Por: Paulina Chavira, periodista y asesora lingüística.
Estoy segura de que lo has escuchado, incluso de que quizá alguna vez lo has dicho: una palabra no hace la diferencia. Pero si algo he aprendido en los años que he trabajado como periodista, editora y correctora de estilo, es lo mucho que las palabras que usamos revelan quiénes somos. Escogemos nuestro vocabulario casi sin pensar, como un combo que nos fue dado, pero en realidad tenemos una gran capacidad para leer a la audiencia a la que le hablamos: podemos escribir la misma idea en un mensaje de WhatsApp, pero las palabras que usaremos cambiarán dependiendo de si se lo enviamos a nuestra familia o a nuestro equipo de trabajo. Este es un conocimiento que afinamos con el tiempo. Como sucede con todo lo que tiene que ver con la forma en la que nos expresamos: hay cambios. La manera en la que escribes o hablas es muy distinta a la forma en la que lo hacías en tu adolescencia, incluso, hace cinco años. Porque tienes mayor conocimiento y también porque la realidad exige que cambies cómo hablas, cómo escribes y cómo te comunicas. Lo curioso es que no somos tan conscientes de que nuestra lengua,con todas sus reglas ortográficas y gramaticales, va adaptándose también. Pensamos —¡y a veces hasta nos quejamos!— que qué estático es el español.

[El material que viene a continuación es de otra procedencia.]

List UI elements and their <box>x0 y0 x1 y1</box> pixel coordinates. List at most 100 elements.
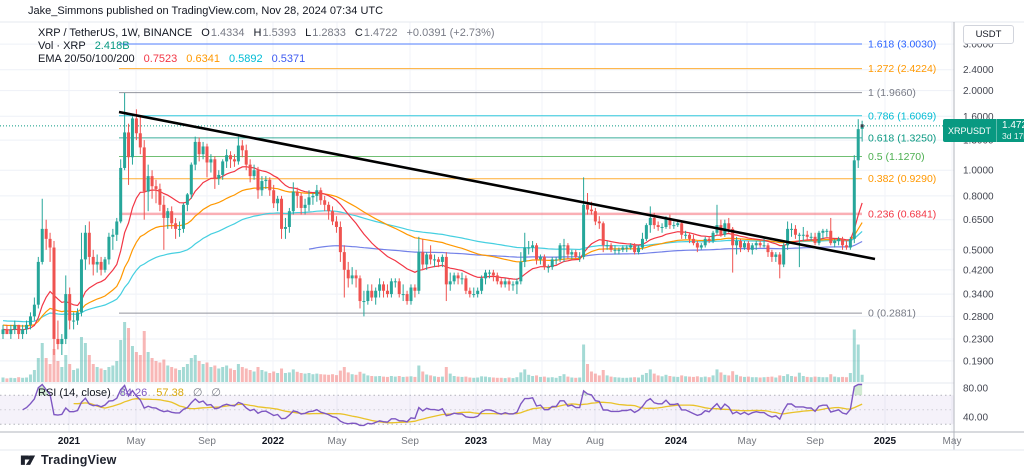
fib-level-label: 0.618 (1.3250) <box>868 132 936 144</box>
candle-body <box>354 275 358 279</box>
candle-body <box>448 281 452 285</box>
candle-body <box>79 259 83 313</box>
candle-body <box>672 225 676 227</box>
price-tick-label: 0.3400 <box>963 290 994 301</box>
price-tick-label: 1.6000 <box>963 112 994 123</box>
rsi-line[interactable] <box>22 383 863 427</box>
rsi-overbought-fill <box>583 390 592 396</box>
candle-body <box>315 190 319 196</box>
candle-body <box>487 272 491 274</box>
candle-body <box>276 198 280 204</box>
candle-body <box>1 329 5 335</box>
volume-bar <box>621 377 625 382</box>
candle-body <box>134 118 138 134</box>
candle-body <box>605 245 609 247</box>
volume-bar <box>264 371 268 382</box>
volume-bar <box>758 377 762 382</box>
candle-body <box>287 211 291 227</box>
candle-body <box>688 234 692 239</box>
volume-bar <box>739 376 743 382</box>
ema50-value: 0.6341 <box>186 53 220 65</box>
candle-body <box>527 247 531 249</box>
volume-bar <box>79 337 83 382</box>
volume-bar <box>276 373 280 382</box>
rsi-value: 84.26 <box>119 386 148 399</box>
candle-body <box>495 275 499 282</box>
candle-body <box>56 338 60 345</box>
volume-bar <box>472 377 476 382</box>
candle-body <box>417 252 421 291</box>
tradingview-attribution[interactable]: TradingView <box>20 452 117 468</box>
candle-body <box>676 223 680 226</box>
candle-body <box>299 195 303 208</box>
fib-level-label: 0.786 (1.6069) <box>868 110 936 122</box>
volume-bar <box>115 361 119 382</box>
volume-bar <box>711 375 715 382</box>
volume-bar <box>456 376 460 382</box>
candle-body <box>346 269 350 279</box>
candle-body <box>503 281 507 285</box>
volume-bar <box>440 376 444 382</box>
candle-body <box>264 179 268 182</box>
volume-bar <box>762 377 766 382</box>
volume-bar <box>72 370 76 382</box>
rsi-legend-row: RSI (14, close) 84.26 57.38 ∅ ∅ <box>38 386 221 400</box>
volume-bar <box>338 370 342 382</box>
candle-body <box>421 252 425 265</box>
ema100-line[interactable] <box>2 210 863 323</box>
rsi-overbought-fill <box>38 384 51 396</box>
volume-bar <box>150 358 154 382</box>
volume-bar <box>25 377 29 382</box>
candle-body <box>64 294 68 339</box>
volume-bar <box>452 376 456 382</box>
ema200-line[interactable] <box>308 240 863 258</box>
volume-bar <box>127 328 131 382</box>
price-pane[interactable] <box>0 43 954 427</box>
volume-bar <box>672 376 676 382</box>
candle-body <box>401 294 405 296</box>
volume-bar <box>848 373 852 382</box>
volume-bar <box>633 377 637 382</box>
symbol-legend-row: XRP / TetherUS, 1W, BINANCE O 1.4334 H 1.5… <box>38 27 495 39</box>
volume-bar <box>574 377 578 382</box>
volume-bar <box>68 364 72 382</box>
volume-bar <box>409 376 413 382</box>
time-axis-label: May <box>127 436 146 447</box>
ema50-line[interactable] <box>2 186 863 327</box>
time-axis-label: May <box>533 436 552 447</box>
currency-unit-label[interactable]: USDT <box>963 25 1014 44</box>
volume-bar <box>260 370 264 382</box>
candle-body <box>248 164 252 177</box>
volume-bar <box>291 369 295 382</box>
candle-body <box>511 284 515 286</box>
candle-body <box>570 252 574 255</box>
volume-bar <box>656 375 660 382</box>
bar-countdown: 3d 17h <box>1002 131 1024 141</box>
candle-body <box>774 254 778 257</box>
symbol-title[interactable]: XRP / TetherUS, 1W, BINANCE <box>38 27 193 39</box>
axis-layer[interactable]: 3.00002.40002.00001.60001.30001.00000.80… <box>0 21 1024 451</box>
volume-bar <box>389 376 393 382</box>
candle-body <box>170 211 174 224</box>
volume-bar <box>319 374 323 382</box>
volume-bar <box>209 367 213 382</box>
volume-bar <box>158 362 162 382</box>
volume-bar <box>405 376 409 382</box>
ema-label[interactable]: EMA 20/50/100/200 <box>38 53 135 65</box>
volume-bar <box>586 364 590 382</box>
volume-label[interactable]: Vol · XRP <box>38 40 86 52</box>
volume-bar <box>87 355 91 382</box>
candle-body <box>476 290 480 295</box>
candle-body <box>790 228 794 230</box>
candle-body <box>303 204 307 208</box>
candle-body <box>87 232 91 257</box>
candle-body <box>334 221 338 227</box>
candle-body <box>374 290 378 298</box>
candle-body <box>844 245 848 248</box>
ema20-line[interactable] <box>2 166 863 331</box>
volume-bar <box>142 331 146 382</box>
candle-body <box>633 245 637 253</box>
rsi-label[interactable]: RSI (14, close) <box>38 386 111 399</box>
descending-trendline[interactable] <box>118 110 876 261</box>
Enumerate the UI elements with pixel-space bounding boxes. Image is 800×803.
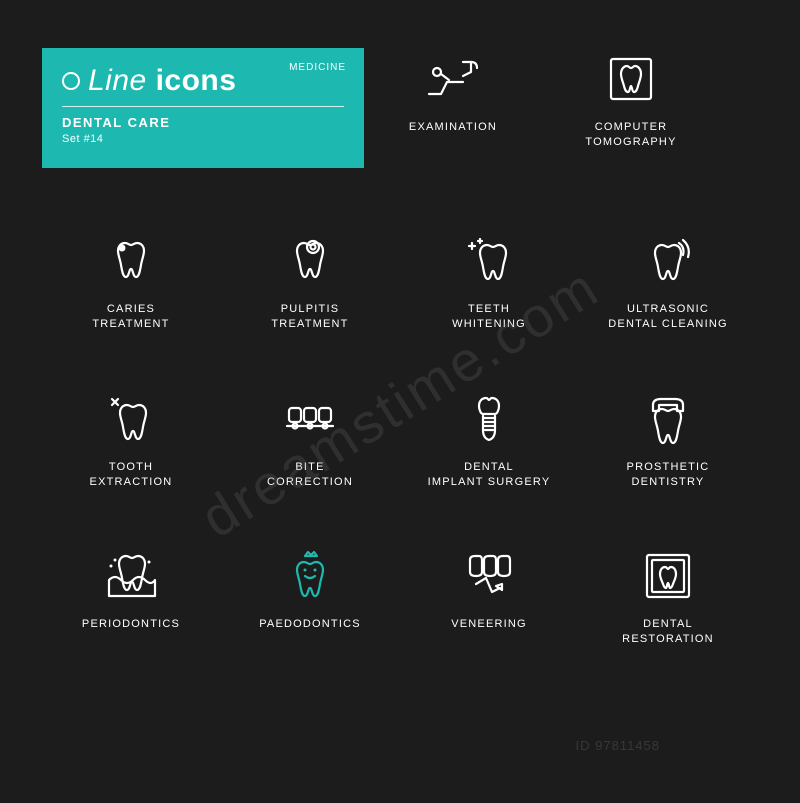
- label-extraction: TOOTHEXTRACTION: [90, 460, 173, 490]
- caries-icon: [106, 230, 156, 292]
- cell-veneering: VENEERING: [400, 545, 578, 647]
- set-number: Set #14: [62, 133, 344, 145]
- bite-icon: [283, 388, 337, 450]
- cell-ultrasonic: ULTRASONICDENTAL CLEANING: [579, 230, 757, 332]
- cell-restoration: DENTALRESTORATION: [579, 545, 757, 647]
- implant-icon: [469, 388, 509, 450]
- prosthetic-icon: [643, 388, 693, 450]
- icon-grid: CARIESTREATMENT PULPITISTREATMENT TEETHW…: [42, 230, 758, 647]
- cell-examination: EXAMINATION: [364, 48, 542, 150]
- subject: DENTAL CARE: [62, 115, 344, 130]
- cell-implant: DENTALIMPLANT SURGERY: [400, 388, 578, 490]
- divider: [62, 106, 344, 107]
- cell-pulpitis: PULPITISTREATMENT: [221, 230, 399, 332]
- logo-text: Line icons: [88, 64, 236, 98]
- label-restoration: DENTALRESTORATION: [622, 617, 714, 647]
- pulpitis-icon: [285, 230, 335, 292]
- tomography-icon: [605, 48, 657, 110]
- cell-extraction: TOOTHEXTRACTION: [42, 388, 220, 490]
- whitening-icon: [464, 230, 514, 292]
- label-paedodontics: PAEDODONTICS: [259, 617, 361, 632]
- header-row: MEDICINE Line icons DENTAL CARE Set #14: [42, 48, 758, 168]
- label-tomography: COMPUTERTOMOGRAPHY: [585, 120, 676, 150]
- cell-periodontics: PERIODONTICS: [42, 545, 220, 647]
- ultrasonic-icon: [643, 230, 693, 292]
- cell-caries: CARIESTREATMENT: [42, 230, 220, 332]
- title-block: MEDICINE Line icons DENTAL CARE Set #14: [42, 48, 364, 168]
- cell-prosthetic: PROSTHETICDENTISTRY: [579, 388, 757, 490]
- label-whitening: TEETHWHITENING: [452, 302, 526, 332]
- logo-light: Line: [88, 64, 147, 97]
- label-caries: CARIESTREATMENT: [92, 302, 169, 332]
- header-icons: EXAMINATION COMPUTERTOMOGRAPHY: [364, 48, 758, 150]
- cell-bite: BITECORRECTION: [221, 388, 399, 490]
- veneering-icon: [462, 545, 516, 607]
- label-pulpitis: PULPITISTREATMENT: [271, 302, 348, 332]
- logo-bold: icons: [156, 64, 237, 97]
- header-tag: MEDICINE: [289, 62, 346, 73]
- watermark-id: ID 97811458: [576, 738, 661, 753]
- cell-tomography: COMPUTERTOMOGRAPHY: [542, 48, 720, 150]
- paedodontics-icon: [285, 545, 335, 607]
- label-prosthetic: PROSTHETICDENTISTRY: [627, 460, 710, 490]
- label-bite: BITECORRECTION: [267, 460, 353, 490]
- label-ultrasonic: ULTRASONICDENTAL CLEANING: [608, 302, 727, 332]
- cell-paedodontics: PAEDODONTICS: [221, 545, 399, 647]
- restoration-icon: [642, 545, 694, 607]
- label-implant: DENTALIMPLANT SURGERY: [428, 460, 551, 490]
- label-examination: EXAMINATION: [409, 120, 497, 135]
- logo-circle-icon: [62, 72, 80, 90]
- extraction-icon: [106, 388, 156, 450]
- cell-whitening: TEETHWHITENING: [400, 230, 578, 332]
- examination-icon: [423, 48, 483, 110]
- periodontics-icon: [105, 545, 157, 607]
- label-periodontics: PERIODONTICS: [82, 617, 180, 632]
- label-veneering: VENEERING: [451, 617, 527, 632]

Pero la lengua cambia: hoy nadie habla como se hablaba en 1492, cuando Antonio de Nebrija escribió la primera gramática del español, o como en 1741, cuando se publicó la Ortographía española. Incluso esas reglas que nos parecen inamovibles han cambiado para adaptarse a su momento. Nuestro tiempo exige mayor conciencia de cómo hablamos y de qué palabras seleccionamos para moldear nuestra realidad: esa capacidad ha estado ahí siempre pero, por ejemplo, desde los años 90 ha habido un esfuerzo claro y consciente de nombrar a las mujeres, contrario a lo que la gramática receta. Y contrario a lo que nos enseñaron: que el masculino genérico basta y sobra para referirnos a un grupo de personas. Hay quienes se sienten incluidas en un todos (pero el haber utilizado ese adjetivo, incluidas, en femenino, ayuda a que interpretes que me refiero a personas que se identifican con el género femenino, a diferencia de que hubiera usado incluidos, como mandaría el masculino genérico… de ahí la importancia de las palabras que elegimos) y me parece muy respetable. Pero nombrar, usar un sustantivo o un adjetivo en femenino si corresponde, nos ayuda a crear en nuestra mente un espacio y un concepto para asegurar que las presidentas, las directoras, las delanteras, las escritoras, las porteras, las químicas, las médicas, las ingenieras… tengan un lugar —y una palabra— en nuestra realidad. Contrario a lo que nos enseñaron, la gramática se adapta a la forma en la que combinamos las palabras, así como la ortografía nos da las pistas para crear palabras que estén bien formadas, como albañila o generala. Limitar nuestra lengua es limitar nuestra capacidad de crear realidades que sean igualitarias e incluyentes. Y en nuestras palabras está la mejor herramienta para crear esos espacios para la igualdad y la inclusión.